We found that 71% of the patients with IBD visited a PCC consultation compared to 35% of the clients with RD. The study started in the RD group, later followed by the IBD group. In the first questionnaire we used a different word for a ‘preconception consultation’ which could have been misinterpreted by women. Moreover, this could be the reason for missing data on this question. During the study we substituted this word to a clearer word for ‘preconception consultation’ aiming for improved understanding of our survey question. In addition, despite the description of PCC in the questionnaire, it is possible women were not aware that PCC can be provided by various healthcare professionals such as for example their disease specific specialist. It is possible a larger number did receive PCC or were provided specific preconception information, which was not experienced as such, which can be seen as a limitation. Another explanation for the lower percentage of PCC in the RD group is the fact that many of the women visiting the outpatient clinic of Rheumatology were referred to the tertiary hospital after they had become pregnant subsequently lacking the opportunity to provide PCC in this center.

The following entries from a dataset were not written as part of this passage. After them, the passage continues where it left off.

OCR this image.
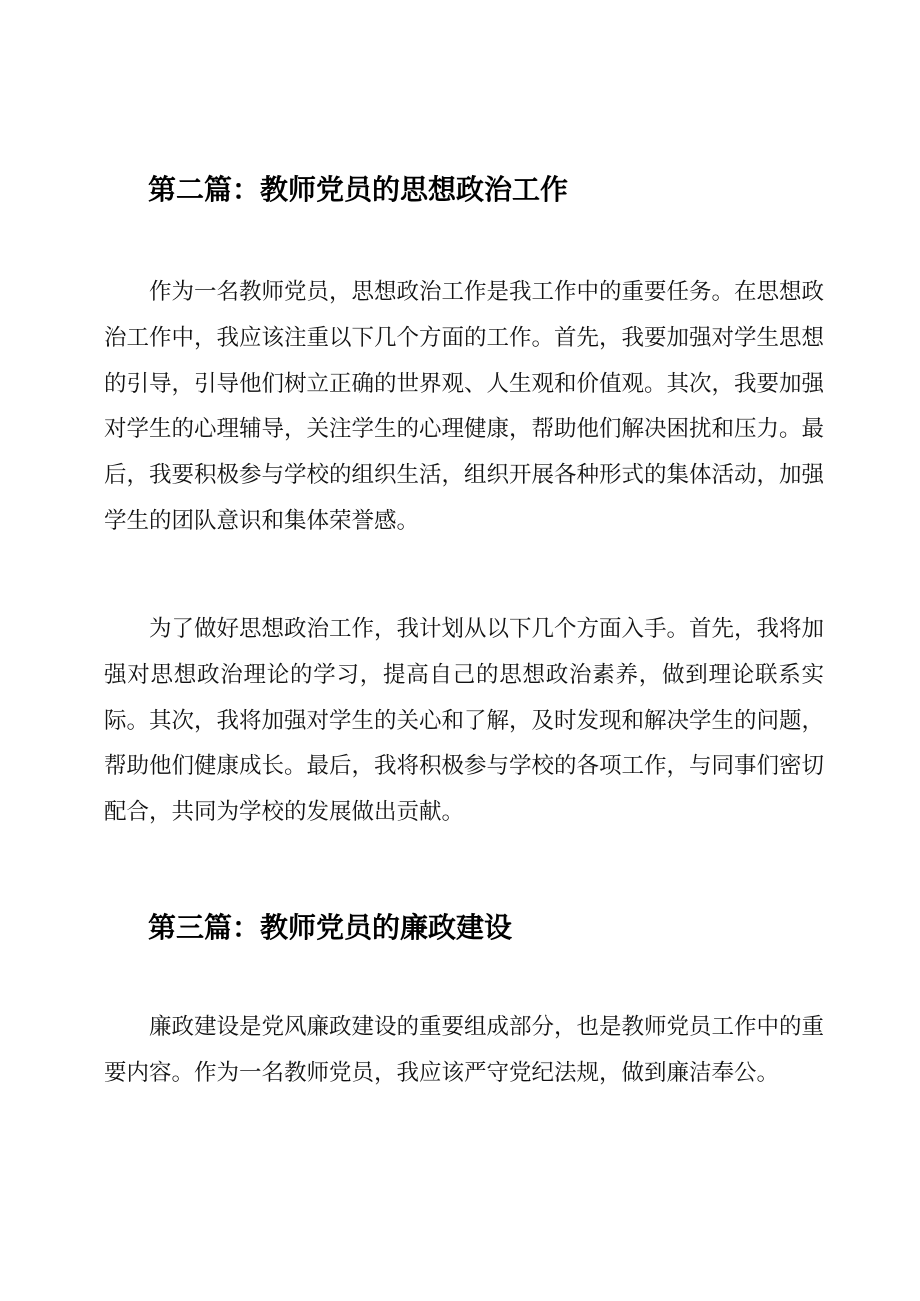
第二篇：教师党员的思想政治工作

作为一名教师党员，思想政治工作是我工作中的重要任务。在思想政治工作中，我应该注重以下几个方面的工作。首先，我要加强对学生思想的引导，引导他们树立正确的世界观、人生观和价值观。其次，我要加强对学生的心理辅导，关注学生的心理健康，帮助他们解决困扰和压力。最后，我要积极参与学校的组织生活，组织开展各种形式的集体活动，加强学生的团队意识和集体荣誉感。

为了做好思想政治工作，我计划从以下几个方面入手。首先，我将加强对思想政治理论的学习，提高自己的思想政治素养，做到理论联系实际。其次，我将加强对学生的关心和了解，及时发现和解决学生的问题，帮助他们健康成长。最后，我将积极参与学校的各项工作，与同事们密切配合，共同为学校的发展做出贡献。

第三篇：教师党员的廉政建设

廉政建设是党风廉政建设的重要组成部分，也是教师党员工作中的重要内容。作为一名教师党员，我应该严守党纪法规，做到廉洁奉公。
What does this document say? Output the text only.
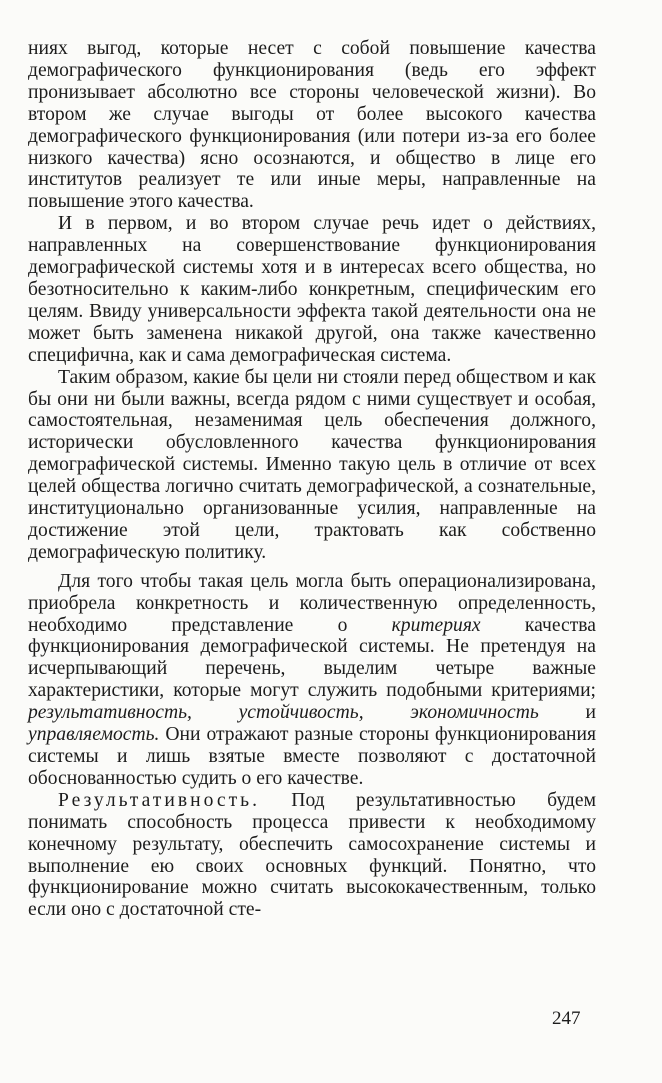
ниях выгод, которые несет с собой повышение качества демографического функционирования (ведь его эффект пронизывает абсолютно все стороны человеческой жизни). Во втором же случае выгоды от более высокого качества демографического функционирования (или потери из-за его более низкого качества) ясно осознаются, и общество в лице его институтов реализует те или иные меры, направленные на повышение этого качества.

И в первом, и во втором случае речь идет о действиях, направленных на совершенствование функционирования демографической системы хотя и в интересах всего общества, но безотносительно к каким-либо конкретным, специфическим его целям. Ввиду универсальности эффекта такой деятельности она не может быть заменена никакой другой, она также качественно специфична, как и сама демографическая система.

Таким образом, какие бы цели ни стояли перед обществом и как бы они ни были важны, всегда рядом с ними существует и особая, самостоятельная, незаменимая цель обеспечения должного, исторически обусловленного качества функционирования демографической системы. Именно такую цель в отличие от всех целей общества логично считать демографической, а сознательные, институционально организованные усилия, направленные на достижение этой цели, трактовать как собственно демографическую политику.

Для того чтобы такая цель могла быть операционализирована, приобрела конкретность и количественную определенность, необходимо представление о критериях качества функционирования демографической системы. Не претендуя на исчерпывающий перечень, выделим четыре важные характеристики, которые могут служить подобными критериями; результативность, устойчивость, экономичность и управляемость. Они отражают разные стороны функционирования системы и лишь взятые вместе позволяют с достаточной обоснованностью судить о его качестве.

Результативность. Под результативностью будем понимать способность процесса привести к необходимому конечному результату, обеспечить самосохранение системы и выполнение ею своих основных функций. Понятно, что функционирование можно считать высококачественным, только если оно с достаточной сте-

247
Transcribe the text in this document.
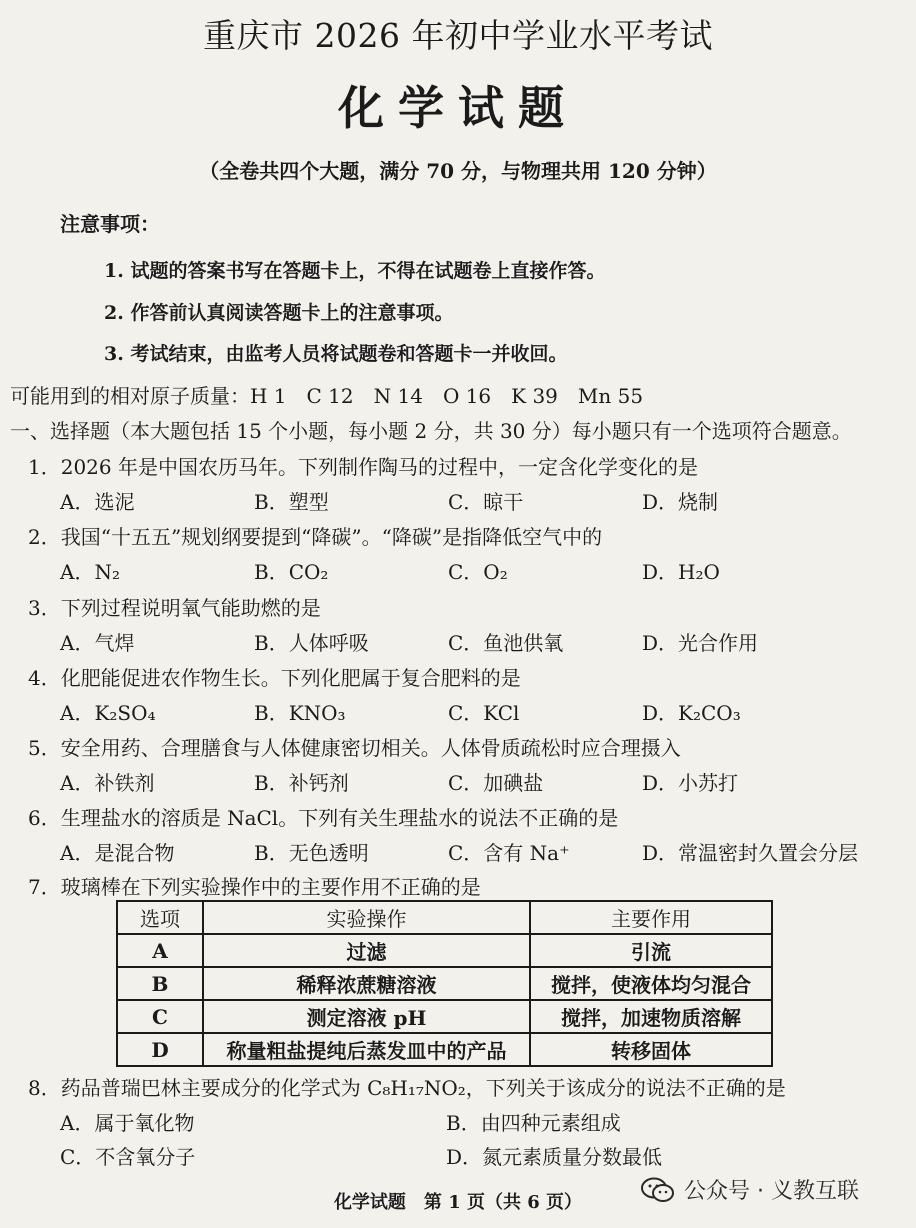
重庆市 2026 年初中学业水平考试
化学试题
（全卷共四个大题，满分 70 分，与物理共用 120 分钟）
注意事项：
1. 试题的答案书写在答题卡上，不得在试题卷上直接作答。
2. 作答前认真阅读答题卡上的注意事项。
3. 考试结束，由监考人员将试题卷和答题卡一并收回。
可能用到的相对原子质量：H 1　C 12　N 14　O 16　K 39　Mn 55
一、选择题（本大题包括 15 个小题，每小题 2 分，共 30 分）每小题只有一个选项符合题意。
1．2026 年是中国农历马年。下列制作陶马的过程中，一定含化学变化的是
A．选泥	B．塑型	C．晾干	D．烧制
2．我国“十五五”规划纲要提到“降碳”。“降碳”是指降低空气中的
A．N₂	B．CO₂	C．O₂	D．H₂O
3．下列过程说明氧气能助燃的是
A．气焊	B．人体呼吸	C．鱼池供氧	D．光合作用
4．化肥能促进农作物生长。下列化肥属于复合肥料的是
A．K₂SO₄	B．KNO₃	C．KCl	D．K₂CO₃
5．安全用药、合理膳食与人体健康密切相关。人体骨质疏松时应合理摄入
A．补铁剂	B．补钙剂	C．加碘盐	D．小苏打
6．生理盐水的溶质是 NaCl。下列有关生理盐水的说法不正确的是
A．是混合物	B．无色透明	C．含有 Na⁺	D．常温密封久置会分层
7．玻璃棒在下列实验操作中的主要作用不正确的是
选项	实验操作	主要作用
A	过滤	引流
B	稀释浓蔗糖溶液	搅拌，使液体均匀混合
C	测定溶液 pH	搅拌，加速物质溶解
D	称量粗盐提纯后蒸发皿中的产品	转移固体
8．药品普瑞巴林主要成分的化学式为 C₈H₁₇NO₂，下列关于该成分的说法不正确的是
A．属于氧化物	B．由四种元素组成
C．不含氧分子	D．氮元素质量分数最低
化学试题　第 1 页（共 6 页）	公众号 · 义教互联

Finally, women reported they had to answer questions about a previous pregnancy, even though some of them had never been pregnant. It was not possible to skip the questions, so they answered that they did not have any problems during a previous pregnancy. This limitation for data interpretation was taken into account when constructing the results.

In this study, we included women with an actual or nearby future (< 1 year) wish to conceive, pregnant women or women who had recently given birth (< 1 year ago) which can be seen as a selection bias not including women without making plans for a pregnancy. However, answering the anonymous questionnaire some women reported a wish to conceive only after a period of 12 months or longer (Table 1). We consider these women not making actual plans also as important to answer the aim of our study due to their future child wish.

Conclusion

Facilitators and barriers have been reported on a patient and healthcare professional level. Lack of awareness of the topic of PCC in patients and lack of urgency for the effectuation of PCC can be seen as important barriers for implementation of this form of fundamental care in routine clinical practice. Due to the explorative nature generalisation of the results is not allowed. In the future, it is important that both caregivers and patients come to see PCC as normal standard care before starting a pregnancy. This can be reached by informing women of childbearing age during each regular visit with a healthcare professional. Practically, conversations about pregnancy intention will result from adaptations of the training curricula of healthcare professionals implementing interventions for pregnancy planning and preparation. Economic modelling of the impact of PCC might prove useful in resolving lack of urgency by demonstrating the effectiveness and leveraging resources such as time required for PCC realization.